New Drug Discovery Tool that Can Screen More Than 11 Billion Compounds Found

There are docking stations called receptors on the surface of our cells. Various compounds ranging from caffeine and dopamine to heroin, tetrahydrocannabinol (THC) and lysergic diethylamine (LSD) all bind to these receptors. Indeed, G protein-coupled receptors are the intended target of action for more than 30% of drugs currently on the market. But these drugs often also target unintended targets — imagine, blanket bombardment of the nervous system, resulting in a long list of side effects often heard at the end of drug advertisements.

Dr. Bryan L. Roth, professor of pharmacology at the University of North Carolina School of Medicine in the United States, said, “What we need is more precise, less harmful, and equally effective treatments. But developing these better drugs is not easy. Drug developers need to know the exact chemical structure of the drug and the expected receptor in order to produce the exact chemical reaction we want within the cell. It is most important to ensure that the drug does not affect other receptors or bind to target receptors, but binding in such a way can trigger unexpected consequences in the cell.”

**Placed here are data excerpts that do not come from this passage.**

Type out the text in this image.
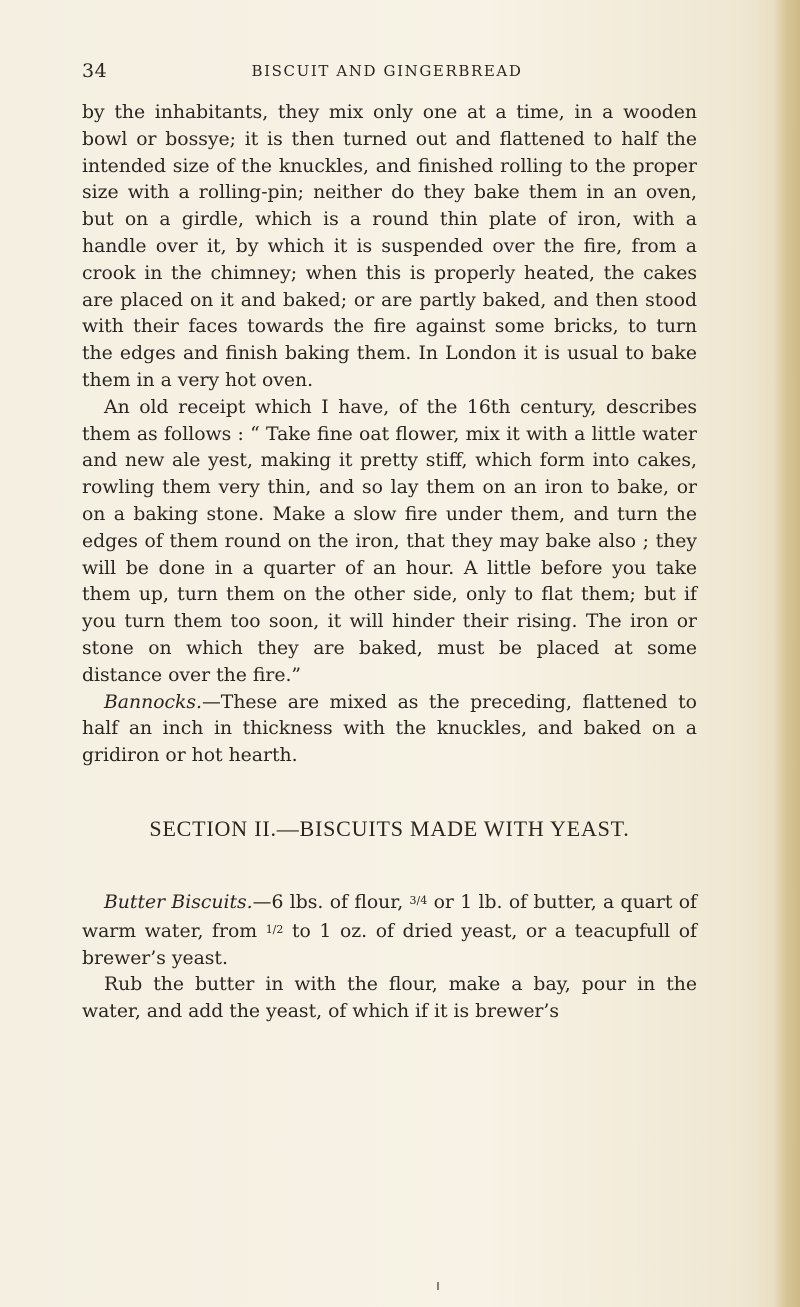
34	BISCUIT AND GINGERBREAD

by the inhabitants, they mix only one at a time, in a wooden bowl or bossye; it is then turned out and flattened to half the intended size of the knuckles, and finished rolling to the proper size with a rolling-pin; neither do they bake them in an oven, but on a girdle, which is a round thin plate of iron, with a handle over it, by which it is suspended over the fire, from a crook in the chimney; when this is properly heated, the cakes are placed on it and baked; or are partly baked, and then stood with their faces towards the fire against some bricks, to turn the edges and finish baking them. In London it is usual to bake them in a very hot oven.

An old receipt which I have, of the 16th century, describes them as follows : “ Take fine oat flower, mix it with a little water and new ale yest, making it pretty stiff, which form into cakes, rowling them very thin, and so lay them on an iron to bake, or on a baking stone. Make a slow fire under them, and turn the edges of them round on the iron, that they may bake also ; they will be done in a quarter of an hour. A little before you take them up, turn them on the other side, only to flat them; but if you turn them too soon, it will hinder their rising. The iron or stone on which they are baked, must be placed at some distance over the fire.”

Bannocks.—These are mixed as the preceding, flattened to half an inch in thickness with the knuckles, and baked on a gridiron or hot hearth.

SECTION II.—BISCUITS MADE WITH YEAST.

Butter Biscuits.—6 lbs. of flour, $^{3/4}$ or 1 lb. of butter, a quart of warm water, from $^{1/2}$ to 1 oz. of dried yeast, or a teacupfull of brewer’s yeast.

Rub the butter in with the flour, make a bay, pour in the water, and add the yeast, of which if it is brewer’s
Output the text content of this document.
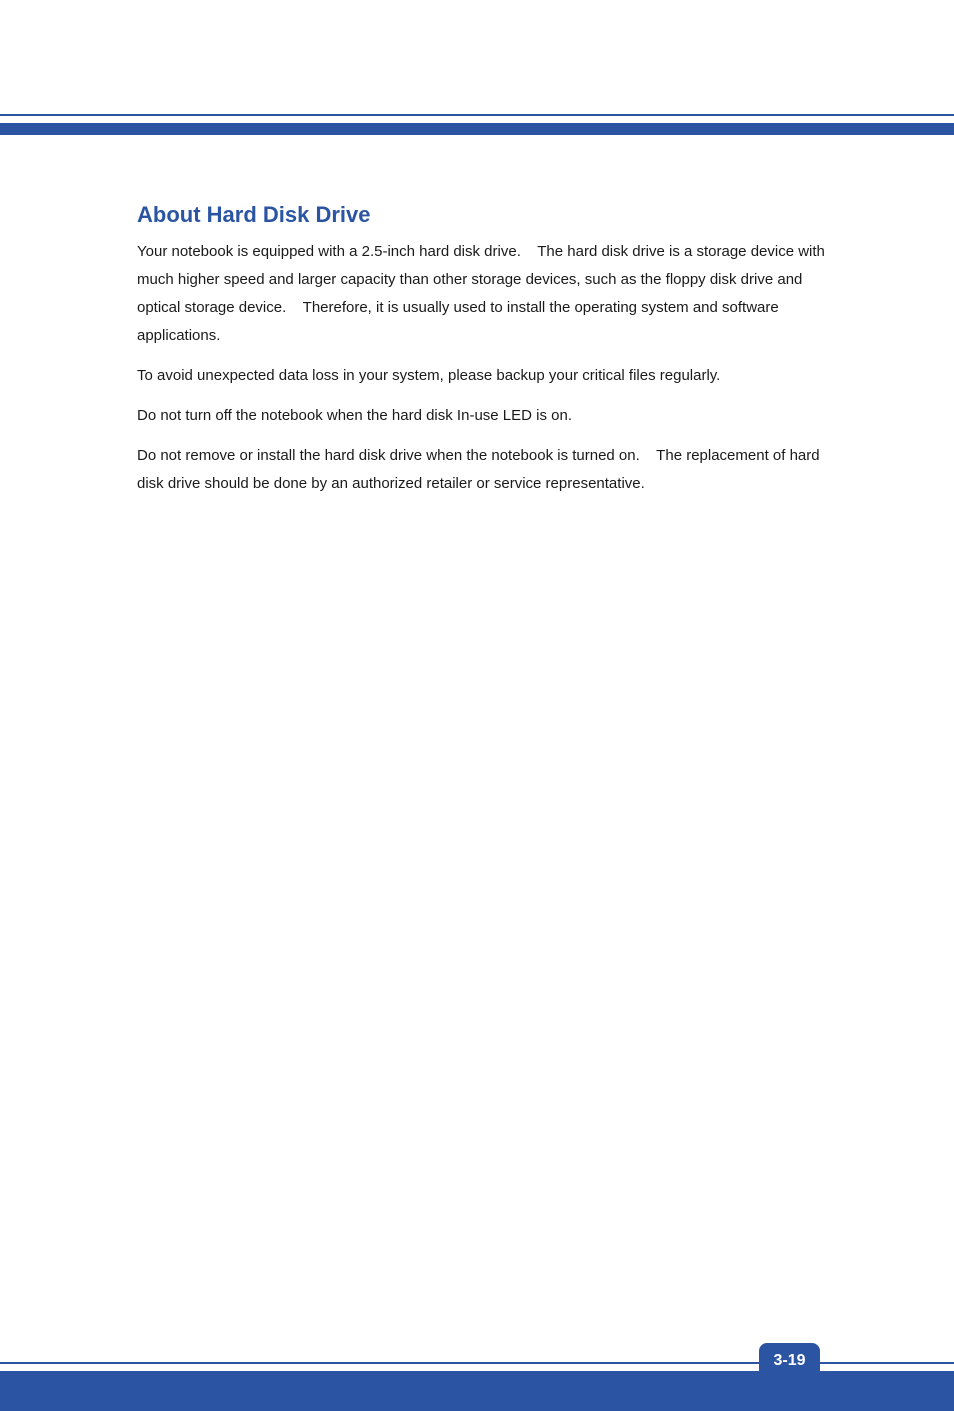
About Hard Disk Drive

Your notebook is equipped with a 2.5-inch hard disk drive.    The hard disk drive is a storage device with much higher speed and larger capacity than other storage devices, such as the floppy disk drive and optical storage device.    Therefore, it is usually used to install the operating system and software applications.

To avoid unexpected data loss in your system, please backup your critical files regularly.

Do not turn off the notebook when the hard disk In-use LED is on.

Do not remove or install the hard disk drive when the notebook is turned on.    The replacement of hard disk drive should be done by an authorized retailer or service representative.

3-19
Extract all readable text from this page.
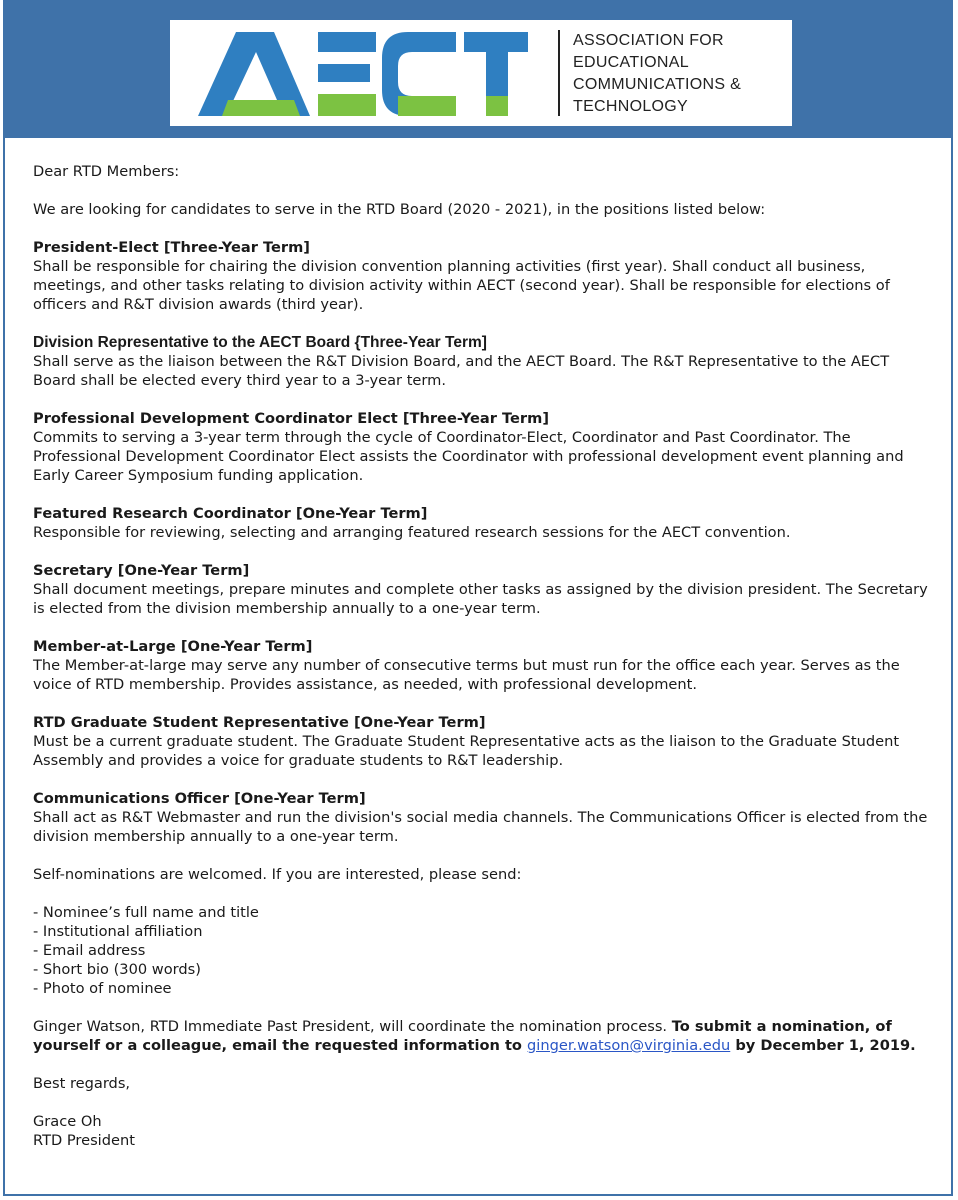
ASSOCIATION FOR
EDUCATIONAL
COMMUNICATIONS &
TECHNOLOGY

Dear RTD Members:

We are looking for candidates to serve in the RTD Board (2020 - 2021), in the positions listed below:

President-Elect [Three-Year Term]
Shall be responsible for chairing the division convention planning activities (first year). Shall conduct all business, meetings, and other tasks relating to division activity within AECT (second year). Shall be responsible for elections of officers and R&T division awards (third year).
Division Representative to the AECT Board {Three-Year Term]
Shall serve as the liaison between the R&T Division Board, and the AECT Board. The R&T Representative to the AECT Board shall be elected every third year to a 3-year term.
Professional Development Coordinator Elect [Three-Year Term]
Commits to serving a 3-year term through the cycle of Coordinator-Elect, Coordinator and Past Coordinator. The Professional Development Coordinator Elect assists the Coordinator with professional development event planning and Early Career Symposium funding application.
Featured Research Coordinator [One-Year Term]
Responsible for reviewing, selecting and arranging featured research sessions for the AECT convention.
Secretary [One-Year Term]
Shall document meetings, prepare minutes and complete other tasks as assigned by the division president. The Secretary is elected from the division membership annually to a one-year term.
Member-at-Large [One-Year Term]
The Member-at-large may serve any number of consecutive terms but must run for the office each year. Serves as the voice of RTD membership. Provides assistance, as needed, with professional development.
RTD Graduate Student Representative [One-Year Term]
Must be a current graduate student. The Graduate Student Representative acts as the liaison to the Graduate Student Assembly and provides a voice for graduate students to R&T leadership.
Communications Officer [One-Year Term]
Shall act as R&T Webmaster and run the division's social media channels. The Communications Officer is elected from the division membership annually to a one-year term.

Self-nominations are welcomed. If you are interested, please send:

- Nominee’s full name and title
- Institutional affiliation
- Email address
- Short bio (300 words)
- Photo of nominee

Ginger Watson, RTD Immediate Past President, will coordinate the nomination process. To submit a nomination, of yourself or a colleague, email the requested information to ginger.watson@virginia.edu by December 1, 2019.

Best regards,

Grace Oh
RTD President
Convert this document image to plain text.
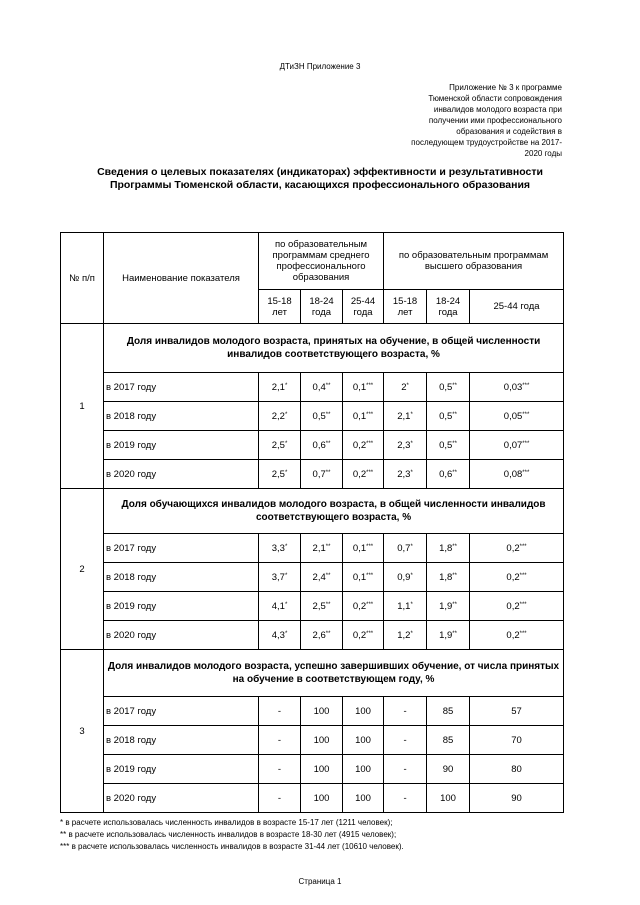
ДТиЗН Приложение 3
Приложение № 3 к программе
Тюменской области сопровождения
инвалидов молодого возраста при
получении ими профессионального
образования и содействия в
последующем трудоустройстве на 2017-
2020 годы
Сведения о целевых показателях (индикаторах) эффективности и результативности
Программы Тюменской области, касающихся профессионального образования
№ п/п	Наименование показателя	по образовательным программам среднего профессионального образования			по образовательным программам высшего образования		
		15-18 лет	18-24 года	25-44 года	15-18 лет	18-24 года	25-44 года
1	Доля инвалидов молодого возраста, принятых на обучение, в общей численности инвалидов соответствующего возраста, %						
	в 2017 году	2,1*	0,4**	0,1***	2*	0,5**	0,03***
	в 2018 году	2,2*	0,5**	0,1***	2,1*	0,5**	0,05***
	в 2019 году	2,5*	0,6**	0,2***	2,3*	0,5**	0,07***
	в 2020 году	2,5*	0,7**	0,2***	2,3*	0,6**	0,08***
2	Доля обучающихся инвалидов молодого возраста, в общей численности инвалидов соответствующего возраста, %						
	в 2017 году	3,3*	2,1**	0,1***	0,7*	1,8**	0,2***
	в 2018 году	3,7*	2,4**	0,1***	0,9*	1,8**	0,2***
	в 2019 году	4,1*	2,5**	0,2***	1,1*	1,9**	0,2***
	в 2020 году	4,3*	2,6**	0,2***	1,2*	1,9**	0,2***
3	Доля инвалидов молодого возраста, успешно завершивших обучение, от числа принятых на обучение в соответствующем году, %						
	в 2017 году	-	100	100	-	85	57
	в 2018 году	-	100	100	-	85	70
	в 2019 году	-	100	100	-	90	80
	в 2020 году	-	100	100	-	100	90
* в расчете использовалась численность инвалидов в возрасте 15-17 лет (1211 человек);
** в расчете использовалась численность инвалидов в возрасте 18-30 лет (4915 человек);
*** в расчете использовалась численность инвалидов в возрасте 31-44 лет (10610 человек).
Страница 1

“In the past, scientists have tested molecules one by one against therapeutic targets, a long and expensive operation,” Roth said. Therefore, scientists have constructed virtual molecular libraries and complex computer programs to test hundreds of thousands of molecules at a time. What we call ‘testing’ means that a computer program searches a molecular database in which a large number of molecules can theoretically be created and can theoretically bind to a given cellular receptor with appropriate affinity. Scientists can then adjust chemical bonds in a computer program to optimize the structure of the molecule. Scientists can then actually make a small fraction of these molecules and test them in cell cultures.”

The establishment of virtual libraries is a great leap forward in the field. Testing hundreds of thousands of possible molecules sounds like many, and some of them may have properties worth studying. However, there are billions of possible chemical combinations that could theoretically lead to the creation of nearly infinite molecules or potential drugs. As a result, scientists eventually create huge libraries of theoretical compounds: billions of mostly ‘undiscovered’ and unexplored molecules, which may or may not bind to specific cellular targets; they may or may not have therapeutic value at all.

“Unfortunately, the chemical space is huge,” says Roth. “It is estimated that there are more chemical species in theory than there are actually molecules in the universe. Only a small fraction of potential chemicals can be physically tested.”

Therefore, in a new study, Roth collaborated with researchers from the University of Southern California and Tohoku University to validate V-SYNTHES, a novel computational method developed by Dr. Vsevolod Katritch at the University of Southern California, allowing scientists to first determine the optimal combination of building blocks called synthon — intramolecular hypothetical units. As a seed, synthon can grow into a molecular hierarchy with the best predictive power for binding to receptor targets. The findings were published online in the Nature under the title “Synthon-based ligand discovery in virtual libraries of over 11 billion compounds”.

“This approach allows scientists to test billions of compounds against a therapeutic target by computational methods,” Roth said. “To our knowledge, the largest successful computational screening to date. “

As described in the paper, these authors tested 11 billion theoretical compounds against the cannabinoid receptor CB2, which is targeted by THC, the active ingredient of cannabis.

The Katritch laboratory developed this method and performed computational studies. With the help of Dr. Alexandros Makryannis’s laboratory and Roth’s laboratory at Tohoku University, they discovered a new compound, which is a highly selective and potent CB2 antagonist — a compound that inhibits or prevents receptor activity. This screening and discovery were then validated by the Makryannis lab and Roth lab. They further validated this process against another target — the kinase ROCK1.

“V-SYNTHES represents a significant advance in the field of drug discovery,” Roth says. It is easily scalable and adaptable, and it should open new perspectives for the discovery of potentially therapeutic chemicals for a large number of diseases, the speed of which was previously impossible to achieve.”